Andrew Bird is quite stunning live. You have never seen anything like him, I tell you. He was a scarecrow in a three-piece suit, and he still looked like his thin legs shouldn't support his weight. His hair flew around when he shook his head in time to his music. He gestured with his violin bow, not like a conductor, but like a fiery orator stabbing his finger into your chest to convince you otherwise. And that wasn't even the music.

Paul says he sounds like Beck, but with a good voice. Here is how you do that: He starts a groove pizzicato on his violin, then sends it looping, then another one and loop. His drummer comes in and starts an awesome beat, then he starts whistling pure notes and playing the glockenspiel at the same time. A few times through the loop, then he starts singing and playing the electric guitar. Later, the drummer starts playing a keyboard with his left hand. You just won't believe it if you don't see it.

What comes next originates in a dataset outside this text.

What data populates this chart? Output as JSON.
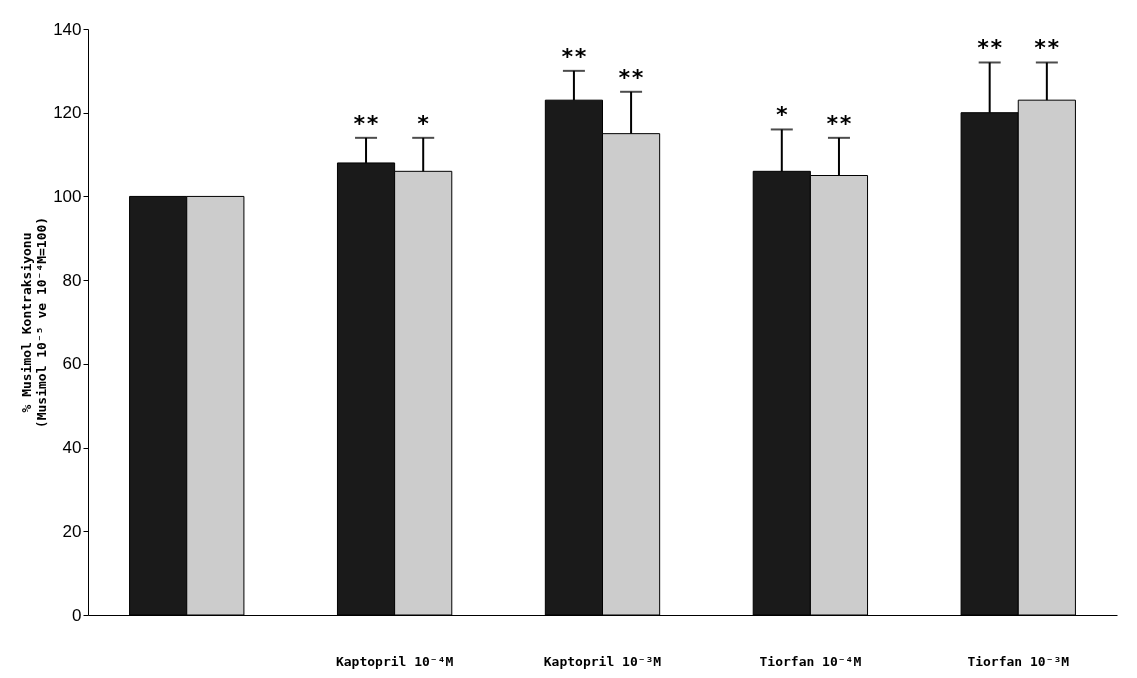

He is on the Live Music Archive, so you can listen to tons of his music. His album, The Mysterious Production of Eggs is very different from the live shows and can be heard in its entirety at the link. And I just found something awesome: a live video of a concert he did in May 2005. I managed to get it running ok at 56K in IE (I have 256k DSL and would prefer Firefox, but this is what I got to work) so you will probably need a true 500K connection to see it well. So you can see for yourself; the drummer is in that one.

The song of the night was probably "Capital I". I have heard a lot of runs of this song, but that one was incredible. It will only see the light of day in concert because the lyric, "We all live in a capital I," is from a song on Sesame Street ("Capital I" is about why kids are so mean to each other, and the answer turns out to be something like the number 1, Isolation, Independence, and I; maybe a religious person would add Iniquity). If you listen to his live shows, listen to that and you will see how arresting it is. He played a new song too, "Plasti-cities", that I'll call second best. It was very human, about the power of art and song against the dehumanizing marketing and consumerism of modern Plastic society (at least, that's what I took from it; I only heard it once). It was catchy, and, for a song lionizing art, more free from the arted-up filigree than some of his songs from his latest album.

In "Why" he did something very interesting; I never imagined it while I was listening to the live concerts on the Archive. He played this part in the song very strangely, like not with the loop or in rhythm or in tune; he is a sort of twitchy artist live, but this looked like he was totally nuts, like he was really frustrated and barely able to handle himself. So right in the middle of the song, he does this sort of dialogue where he says, for the audience, "Why'd you do that?" Then he answers for himself, nervously: "Why'd I do what? I'm just standing here, you know." And so on, listen to this to hear what one is like (incidentally, "Why" is also in the video I linked above). It was like an Andy Kaufman joke where you can't be quite sure if he's pulling your chain. The more I thought about it, the funnier it was.

He finished his set, took a bow, and then quickly dismantled so Nickel Creek could come on. Paul and I used the facilities, then headed back in.

They dimmed the lights once, then dimmed them down all the way. I'd just finished telling Paul that they would probably be introduced (Andrew Bird had gotten an introduction last time). But instead Nickel Creek all came out together. The cheering was electric, so loud. I hope they felt like rock stars. I really think my voice wasn't very loud because I had yelled it out the other day. But I clapped with the best of them.